In preparation for the pedestrian fox-hunt that happened a couple of weeks ago, I decided to take a look around for some antenna designs that I could build at home. I came across a blog post which showed off a Time Difference of Arrival (TDOA) antenna that someone had designed and built.
How it works
The antenna relies on a timer, in my case a 555 timer, to generate an audible signal. I have mine calibrated to a frequency of 1kHz. This signal is level-shifted so that it goes between -4.5V and 4.5V. The use of a set of diodes causes the circuit to quickly switch between the two dipole antennas mounted to the unit (tuned to 145mHz). When the signal received by the two dipoles is out of phase, the receiver emits a tone. When the RF source is equidistant from both antennas (when you are pointing at the “fox”) the signals are in phase, causing the tone to disappear.
This design is fully functional regardless of how close you are to the source, providing an advantage over other antenna designs. The audible tone also provides a clear indicator of direction. However, the main issue is the fact that you get two readings, at 180° to each other.
Parts List
The list of components required is quite simple, so I had most of them laying around.
- 555 Timer
- 4.7K Resistor
- 100K Resistor
- 2x 470Ω Resistor
- 2x 0.01uF, 50V Capacitor
- 10uF, 25V Capacitor
- 0.001uF, 50V Capacitor
- 4x 1N4007 RF Pin Diode
- 2x 10uH Inductor Coil
- RF Choke, 8 turns (salvaged from a motherboard)
- SPST Switch
- 9V Battery
- 9V Battery Clip
- Antenna wire (single core) or 4x Telescopic Antennas
- 1.5M of RG-58 Coax
Build
When building the antenna, I used two blog posts for reference. You can find them here(pdf) and here. For some reason I ended up combining both of the designs, using the Bryonics.com design for the dipole circuits, and the 146970.com design for the rest of the circuit. This probably isn’t advisable, but it worked for me. Here is the circuit I used:
You can test the 555 timer circuit by hooking the output pin up to a speaker. You should hear a tone when power is supplied to the circuit. I started by breadboarding the timer circuit, and then moved it to veroboard for the final build. Once the circuit was complete, I zip tied the PTT button down on my PMR446 Walkie-Talkie, plugged the antenna into my Wouxun KG-UVD1P reciever, and tuned into the 446mHz signal. The antenna worked perfectly first time, providing a clear tone that faded out when I pointed the antenna at the radio.
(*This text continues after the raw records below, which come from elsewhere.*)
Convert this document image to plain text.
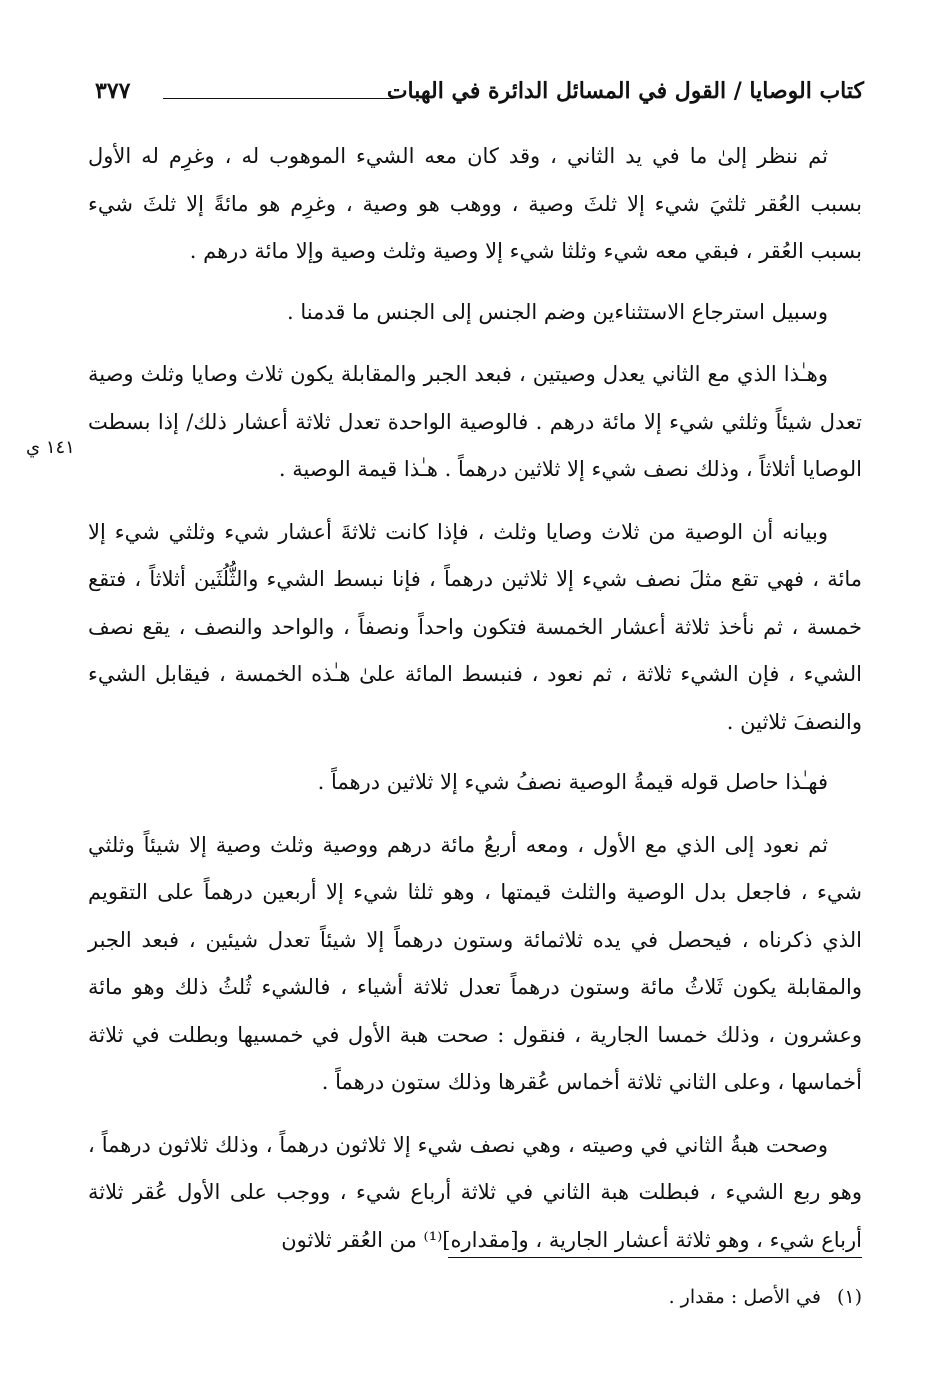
كتاب الوصايا / القول في المسائل الدائرة في الهبات
٣٧٧

ثم ننظر إلىٰ ما في يد الثاني ، وقد كان معه الشيء الموهوب له ، وغرِم له الأول بسبب العُقر ثلثيَ شيء إلا ثلثَ وصية ، ووهب هو وصية ، وغرِم هو مائةً إلا ثلثَ شيء بسبب العُقر ، فبقي معه شيء وثلثا شيء إلا وصية وثلث وصية وإلا مائة درهم .

وسبيل استرجاع الاستثناءين وضم الجنس إلى الجنس ما قدمنا .

وهـٰذا الذي مع الثاني يعدل وصيتين ، فبعد الجبر والمقابلة يكون ثلاث وصايا وثلث وصية تعدل شيئاً وثلثي شيء إلا مائة درهم . فالوصية الواحدة تعدل ثلاثة أعشار ذلك/ إذا بسطت الوصايا أثلاثاً ، وذلك نصف شيء إلا ثلاثين درهماً . هـٰذا قيمة الوصية .

وبيانه أن الوصية من ثلاث وصايا وثلث ، فإذا كانت ثلاثةَ أعشار شيء وثلثي شيء إلا مائة ، فهي تقع مثلَ نصف شيء إلا ثلاثين درهماً ، فإنا نبسط الشيء والثُّلُثَين أثلاثاً ، فتقع خمسة ، ثم نأخذ ثلاثة أعشار الخمسة فتكون واحداً ونصفاً ، والواحد والنصف ، يقع نصف الشيء ، فإن الشيء ثلاثة ، ثم نعود ، فنبسط المائة علىٰ هـٰذه الخمسة ، فيقابل الشيء والنصفَ ثلاثين .

فهـٰذا حاصل قوله قيمةُ الوصية نصفُ شيء إلا ثلاثين درهماً .

ثم نعود إلى الذي مع الأول ، ومعه أربعُ مائة درهم ووصية وثلث وصية إلا شيئاً وثلثي شيء ، فاجعل بدل الوصية والثلث قيمتها ، وهو ثلثا شيء إلا أربعين درهماً على التقويم الذي ذكرناه ، فيحصل في يده ثلاثمائة وستون درهماً إلا شيئاً تعدل شيئين ، فبعد الجبر والمقابلة يكون ثَلاثُ مائة وستون درهماً تعدل ثلاثة أشياء ، فالشيء ثُلثُ ذلك وهو مائة وعشرون ، وذلك خمسا الجارية ، فنقول : صحت هبة الأول في خمسيها وبطلت في ثلاثة أخماسها ، وعلى الثاني ثلاثة أخماس عُقرها وذلك ستون درهماً .

وصحت هبةُ الثاني في وصيته ، وهي نصف شيء إلا ثلاثون درهماً ، وذلك ثلاثون درهماً ، وهو ربع الشيء ، فبطلت هبة الثاني في ثلاثة أرباع شيء ، ووجب على الأول عُقر ثلاثة أرباع شيء ، وهو ثلاثة أعشار الجارية ، و[مقداره]⁽¹⁾ من العُقر ثلاثون

١٤١ ي
(١)في الأصل : مقدار .
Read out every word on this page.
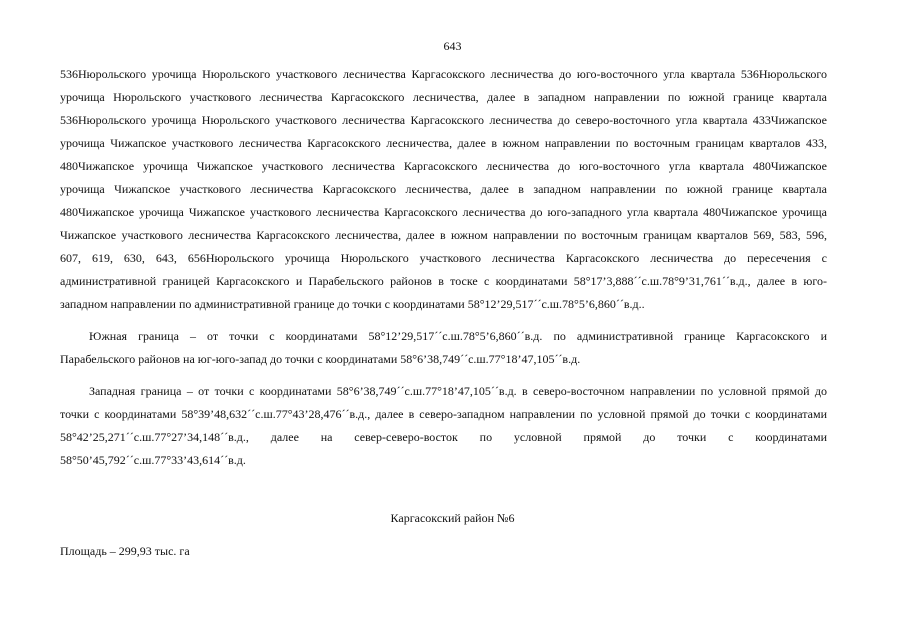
643
536Нюрольского урочища Нюрольского участкового лесничества Каргасокского лесничества до юго-восточного угла квартала 536Нюрольского
урочища Нюрольского участкового лесничества Каргасокского лесничества, далее в западном направлении по южной границе квартала
536Нюрольского урочища Нюрольского участкового лесничества Каргасокского лесничества до северо-восточного угла квартала 433Чижапское
урочища Чижапское участкового лесничества Каргасокского лесничества, далее в южном направлении по восточным границам кварталов 433,
480Чижапское урочища Чижапское участкового лесничества Каргасокского лесничества до юго-восточного угла квартала 480Чижапское
урочища Чижапское участкового лесничества Каргасокского лесничества, далее в западном направлении по южной границе квартала
480Чижапское урочища Чижапское участкового лесничества Каргасокского лесничества до юго-западного угла квартала 480Чижапское урочища
Чижапское участкового лесничества Каргасокского лесничества, далее в южном направлении по восточным границам кварталов 569, 583, 596,
607, 619, 630, 643, 656Нюрольского урочища Нюрольского участкового лесничества Каргасокского лесничества до пересечения с
административной границей Каргасокского и Парабельского районов в тоске с координатами 58°17’3,888´´с.ш.78°9’31,761´´в.д., далее в юго-
западном направлении по административной границе до точки с координатами 58°12’29,517´´с.ш.78°5’6,860´´в.д..
Южная граница – от точки с координатами 58°12’29,517´´с.ш.78°5’6,860´´в.д. по административной границе Каргасокского и
Парабельского районов на юг-юго-запад до точки с координатами 58°6’38,749´´с.ш.77°18’47,105´´в.д.
Западная граница – от точки с координатами 58°6’38,749´´с.ш.77°18’47,105´´в.д. в северо-восточном направлении по условной прямой до
точки с координатами 58°39’48,632´´с.ш.77°43’28,476´´в.д., далее в северо-западном направлении по условной прямой до точки с координатами
58°42’25,271´´с.ш.77°27’34,148´´в.д., далее на север-северо-восток по условной прямой до точки с координатами
58°50’45,792´´с.ш.77°33’43,614´´в.д.
Каргасокский район №6
Площадь – 299,93 тыс. га
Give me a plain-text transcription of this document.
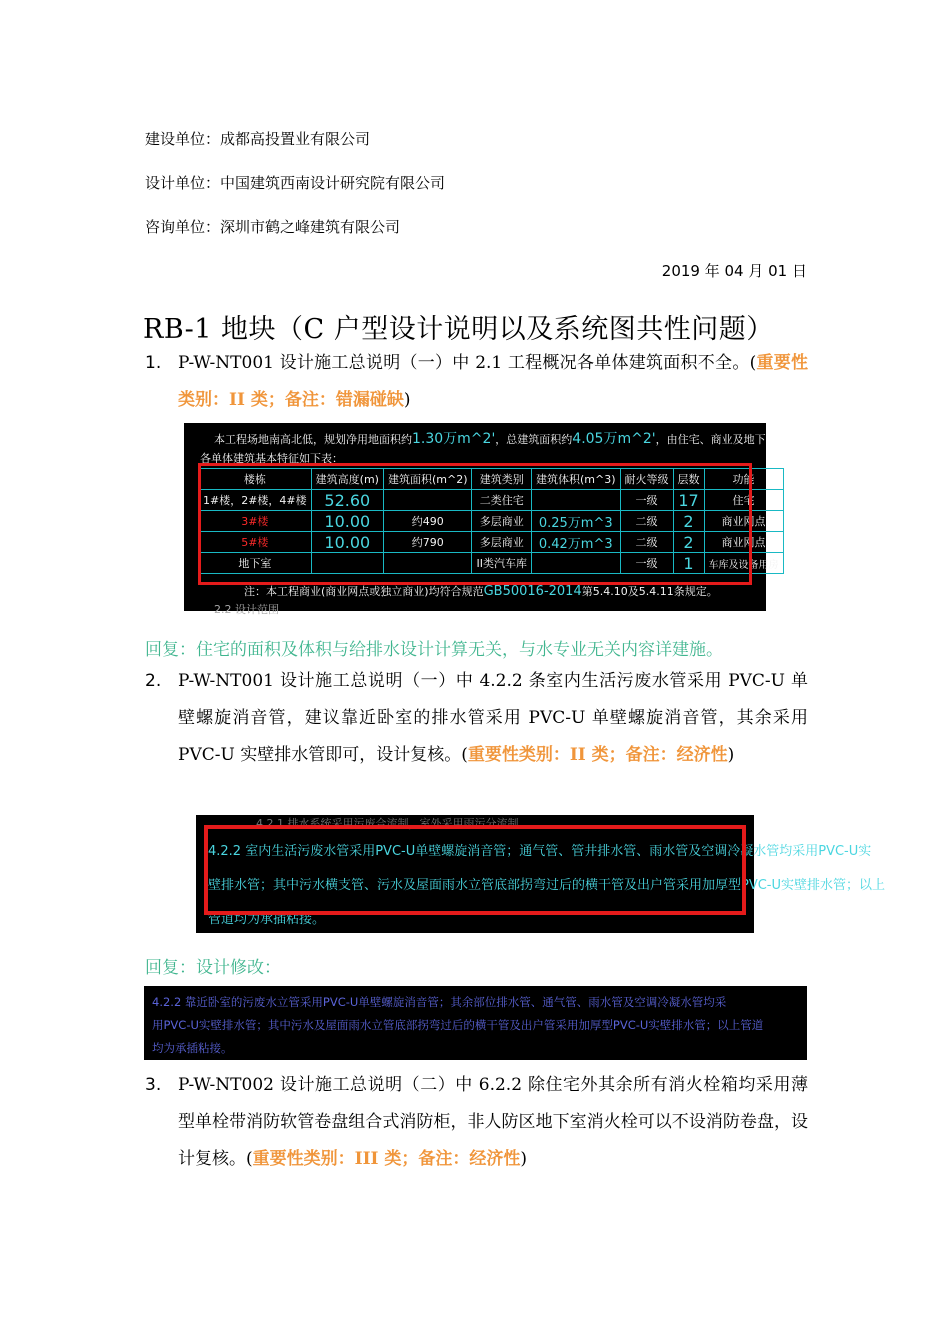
建设单位：成都高投置业有限公司
设计单位：中国建筑西南设计研究院有限公司
咨询单位：深圳市鹤之峰建筑有限公司
2019 年 04 月 01 日
RB-1 地块（C 户型设计说明以及系统图共性问题）
1. P-W-NT001 设计施工总说明（一）中 2.1 工程概况各单体建筑面积不全。(重要性类别：II 类；备注：错漏碰缺)
本工程场地南高北低，规划净用地面积约1.30万m^2'，总建筑面积约4.05万m^2'，由住宅、商业及地下
各单体建筑基本特征如下表：
楼栋	建筑高度(m)	建筑面积(m^2)	建筑类别	建筑体积(m^3)	耐火等级	层数	功能
1#楼，2#楼，4#楼	52.60		二类住宅		一级	17	住宅
3#楼	10.00	约490	多层商业	0.25万m^3	二级	2	商业网点
5#楼	10.00	约790	多层商业	0.42万m^3	二级	2	商业网点
地下室			II类汽车库		一级	1	车库及设备用房
注：本工程商业(商业网点或独立商业)均符合规范GB50016-2014第5.4.10及5.4.11条规定。
2.2 设计范围
回复：住宅的面积及体积与给排水设计计算无关，与水专业无关内容详建施。
2. P-W-NT001 设计施工总说明（一）中 4.2.2 条室内生活污废水管采用 PVC-U 单壁螺旋消音管，建议靠近卧室的排水管采用 PVC-U 单壁螺旋消音管，其余采用 PVC-U 实壁排水管即可，设计复核。(重要性类别：II 类；备注：经济性)
4.2.1 排水系统采用污废合流制，室外采用雨污分流制……
4.2.2 室内生活污废水管采用PVC-U单壁螺旋消音管；通气管、管井排水管、雨水管及空调冷凝水管均采用PVC-U实
壁排水管；其中污水横支管、污水及屋面雨水立管底部拐弯过后的横干管及出户管采用加厚型PVC-U实壁排水管；以上
管道均为承插粘接。
回复：设计修改：
4.2.2 靠近卧室的污废水立管采用PVC-U单壁螺旋消音管；其余部位排水管、通气管、雨水管及空调冷凝水管均采
用PVC-U实壁排水管；其中污水及屋面雨水立管底部拐弯过后的横干管及出户管采用加厚型PVC-U实壁排水管；以上管道
均为承插粘接。
3. P-W-NT002 设计施工总说明（二）中 6.2.2 除住宅外其余所有消火栓箱均采用薄型单栓带消防软管卷盘组合式消防柜，非人防区地下室消火栓可以不设消防卷盘，设计复核。(重要性类别：III 类；备注：经济性)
For the physical construction of the antenna, I used some thick, single core, cable to make the dipole antennas, and mounted the whole thing on a 60cm long piece of wood. Lots of glue gun was used as I couldn’t be bothered to find some screws. I also drilled holes in the ends of the wood to poke the coax through. The dipole elements were attached using screws, and can be bent between a folded and deployed position.
I took the antenna out for the pedestrian fox-hunt that happened a few weeks ago. The antenna picked up the first signal very well, and the audio tone allowed me to find the direction of the transmission to quite a high accuracy. Unfortunately for me, I headed off into the wrong direction, as the antenna will give you two readings at 180° to each other. I had it running all evening, without the battery flattening. The RF choke fell off quite quickly, as I had not done a very good job with the soldering. I was also worried that the connection between the RX input coax and the board would break, so I would consider using a small connector in the future (such as an SMA socket). Overall the antenna worked very well, albeit sending us in the wrong direction! In terms of improvements, I would also like to mount the circuit board properly, and put it in an enclosure.
If anyone has any questions, or wants me to bring mine with me on a club night, just let me know.
-Peter Barnes
I’m at club Weds week (not this one coming). Got me thinking…could we find a way of attenuating the received signals to show a reading similar to a meter readout except instead of an S reading more a direction that way taking out the guess work?? I know this works similar to radar in that we are measuring the signal distance travelled to work out the proximity but love to find a way of doing that and converting the received signal in the circuit??
Peter impressive stuff. I’d really like to take a look at this with you. I’ll be at club on Weds week if you are. Perhaps we can hook up then. Mark
Sure. I’ll bring it along on Wednesday
Unfortunately I won’t be here that week. I will be there the week after, so perhaps then? As for your suggestion, I think you can do some logic on the output signal to find out which dipole the signal hit first. I’ll have a look into it.